İEÜ Psikoloji Uygulama ve Araştırma Merkezi’nden Uzman Klinik Psikolog Pınar Aytaçlar ise sosyal medya bağımlılığının depresyon ve kaygı ile ilişkili olduğunu vurguluyor. Aytaçlar, araştırmaların depresyon ve kaygı düzeylerinin sosyal medya kullanımını etkileyebildiğini, aynı zamanda yoğun sosyal medya kullanımının da depresyon ve kaygı düzeyini artırabildiğini gösterdiğini belirtiyor. "Kişiler, 'bir şeyleri kaçırma korkusu' nedeniyle sürekli telefonlarına yöneliyor ve birbirleriyle iletişim halinde kalmaya çalışıyor" diyen Aytaçlar, bu durumun özellikle kadınlarda ve kolektivist toplumlarda daha yaygın olduğunu ifade ediyor.

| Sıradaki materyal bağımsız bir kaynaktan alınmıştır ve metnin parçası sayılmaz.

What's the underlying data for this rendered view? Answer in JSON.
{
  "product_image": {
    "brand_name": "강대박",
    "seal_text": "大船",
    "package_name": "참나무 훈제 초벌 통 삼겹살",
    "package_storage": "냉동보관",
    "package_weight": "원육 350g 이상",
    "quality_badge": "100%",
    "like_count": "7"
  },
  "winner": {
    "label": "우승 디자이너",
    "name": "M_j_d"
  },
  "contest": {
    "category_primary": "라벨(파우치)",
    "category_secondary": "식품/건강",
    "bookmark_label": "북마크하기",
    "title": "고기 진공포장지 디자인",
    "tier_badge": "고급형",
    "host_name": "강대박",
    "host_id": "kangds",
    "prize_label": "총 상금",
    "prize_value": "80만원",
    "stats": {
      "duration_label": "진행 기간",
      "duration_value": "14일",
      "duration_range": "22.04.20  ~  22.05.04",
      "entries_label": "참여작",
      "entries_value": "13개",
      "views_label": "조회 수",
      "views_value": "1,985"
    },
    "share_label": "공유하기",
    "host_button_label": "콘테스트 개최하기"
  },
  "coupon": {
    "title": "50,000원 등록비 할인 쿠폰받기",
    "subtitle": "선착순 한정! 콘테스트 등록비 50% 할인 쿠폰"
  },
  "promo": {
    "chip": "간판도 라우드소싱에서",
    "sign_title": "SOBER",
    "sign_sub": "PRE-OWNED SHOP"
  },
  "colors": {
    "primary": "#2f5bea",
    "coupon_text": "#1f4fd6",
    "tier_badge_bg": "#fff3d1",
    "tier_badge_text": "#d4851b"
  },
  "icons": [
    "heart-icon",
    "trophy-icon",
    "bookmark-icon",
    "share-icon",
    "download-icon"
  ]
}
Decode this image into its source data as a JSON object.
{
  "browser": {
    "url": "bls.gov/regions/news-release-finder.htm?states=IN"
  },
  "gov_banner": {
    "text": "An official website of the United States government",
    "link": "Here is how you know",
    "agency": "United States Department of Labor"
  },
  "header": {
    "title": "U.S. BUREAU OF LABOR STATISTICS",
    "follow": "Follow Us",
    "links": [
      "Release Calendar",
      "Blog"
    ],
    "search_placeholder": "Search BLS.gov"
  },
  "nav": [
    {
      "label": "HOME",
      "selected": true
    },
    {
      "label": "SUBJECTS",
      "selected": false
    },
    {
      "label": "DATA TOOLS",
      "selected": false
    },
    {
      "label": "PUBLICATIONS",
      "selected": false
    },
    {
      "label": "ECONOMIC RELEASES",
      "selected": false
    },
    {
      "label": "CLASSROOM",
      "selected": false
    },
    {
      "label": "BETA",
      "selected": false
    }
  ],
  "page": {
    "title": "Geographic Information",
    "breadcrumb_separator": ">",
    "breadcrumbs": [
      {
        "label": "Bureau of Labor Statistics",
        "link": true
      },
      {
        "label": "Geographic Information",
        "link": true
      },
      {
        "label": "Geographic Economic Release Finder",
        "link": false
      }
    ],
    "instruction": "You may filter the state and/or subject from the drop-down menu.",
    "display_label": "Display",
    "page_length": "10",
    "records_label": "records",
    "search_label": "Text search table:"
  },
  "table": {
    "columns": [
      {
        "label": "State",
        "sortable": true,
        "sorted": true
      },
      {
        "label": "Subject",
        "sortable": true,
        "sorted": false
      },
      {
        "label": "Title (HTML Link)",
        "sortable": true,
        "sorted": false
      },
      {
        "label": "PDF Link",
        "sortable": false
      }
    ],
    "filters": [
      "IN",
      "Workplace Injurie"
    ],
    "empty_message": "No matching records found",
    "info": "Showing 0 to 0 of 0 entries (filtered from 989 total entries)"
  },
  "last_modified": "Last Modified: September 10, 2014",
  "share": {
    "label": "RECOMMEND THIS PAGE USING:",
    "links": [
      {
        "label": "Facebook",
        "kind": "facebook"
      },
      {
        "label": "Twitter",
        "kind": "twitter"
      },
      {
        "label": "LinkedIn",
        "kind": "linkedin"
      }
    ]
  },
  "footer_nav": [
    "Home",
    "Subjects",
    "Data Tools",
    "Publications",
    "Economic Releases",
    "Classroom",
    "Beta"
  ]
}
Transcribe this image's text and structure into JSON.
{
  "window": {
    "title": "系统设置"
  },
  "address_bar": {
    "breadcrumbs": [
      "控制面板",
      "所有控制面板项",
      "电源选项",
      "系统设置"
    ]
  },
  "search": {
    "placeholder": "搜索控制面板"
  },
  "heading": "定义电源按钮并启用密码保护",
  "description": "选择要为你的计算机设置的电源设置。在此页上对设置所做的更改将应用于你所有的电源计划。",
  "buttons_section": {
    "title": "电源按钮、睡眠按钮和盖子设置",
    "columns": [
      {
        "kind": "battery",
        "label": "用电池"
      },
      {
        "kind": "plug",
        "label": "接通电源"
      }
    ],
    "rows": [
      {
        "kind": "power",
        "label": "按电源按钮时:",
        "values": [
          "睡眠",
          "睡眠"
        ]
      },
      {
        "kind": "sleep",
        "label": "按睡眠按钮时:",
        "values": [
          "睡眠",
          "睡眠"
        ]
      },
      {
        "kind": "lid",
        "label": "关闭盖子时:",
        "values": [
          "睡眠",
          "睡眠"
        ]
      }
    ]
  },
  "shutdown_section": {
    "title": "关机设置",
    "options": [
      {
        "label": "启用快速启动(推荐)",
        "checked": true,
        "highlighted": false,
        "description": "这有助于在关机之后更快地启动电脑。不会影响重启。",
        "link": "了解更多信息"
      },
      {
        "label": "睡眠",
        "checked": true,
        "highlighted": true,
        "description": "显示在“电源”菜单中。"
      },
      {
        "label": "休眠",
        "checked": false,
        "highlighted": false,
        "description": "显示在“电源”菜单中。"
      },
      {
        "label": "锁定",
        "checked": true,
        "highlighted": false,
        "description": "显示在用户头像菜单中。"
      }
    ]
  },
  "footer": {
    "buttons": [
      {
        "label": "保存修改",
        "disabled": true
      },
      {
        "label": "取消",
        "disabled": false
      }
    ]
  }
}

Dijital Dünyada Bağımlılıktan Korunma Yolları
- Bilinçli Kullanım: Ekran sürenizi takip edin ve sınırlandırmaya çalışın.
- Sosyal Medya Molaları: Belirli aralıklarla sosyal medyadan uzaklaşın.
- Fiziksel Aktivite: Masa başında egzersizler yapın ve düzenli olarak spor yapın.
- Uyku Hijyeni: Uykudan en az yarım saat önce ekranlardan uzak durun.
- Hobi Edinin: Ekran dışında keyif alacağınız aktiviteler bulun.
- Sosyal İlişkiler: Gerçek hayattaki sosyal ilişkilerinizi güçlendirin.
- Profesyonel Yardım: Bağımlılık belirtileri gösteriyorsanız, bir uzmana başvurun.
Dijital bağımlılık, günümüzün önemli bir sorunu haline gelmiştir ve bireylerin hem fiziksel hem de ruhsal sağlığını olumsuz etkilemektedir. Uzmanların uyarılarını dikkate alarak, bilinçli internet ve sosyal medya kullanımıyla bu bağımlılığın önüne geçmek ve sağlıklı bir yaşam sürmek mümkündür. Unutmayın, dijital dünya hayatımızı kolaylaştırmalı, hayatımızın kontrolünü ele geçirmemelidir.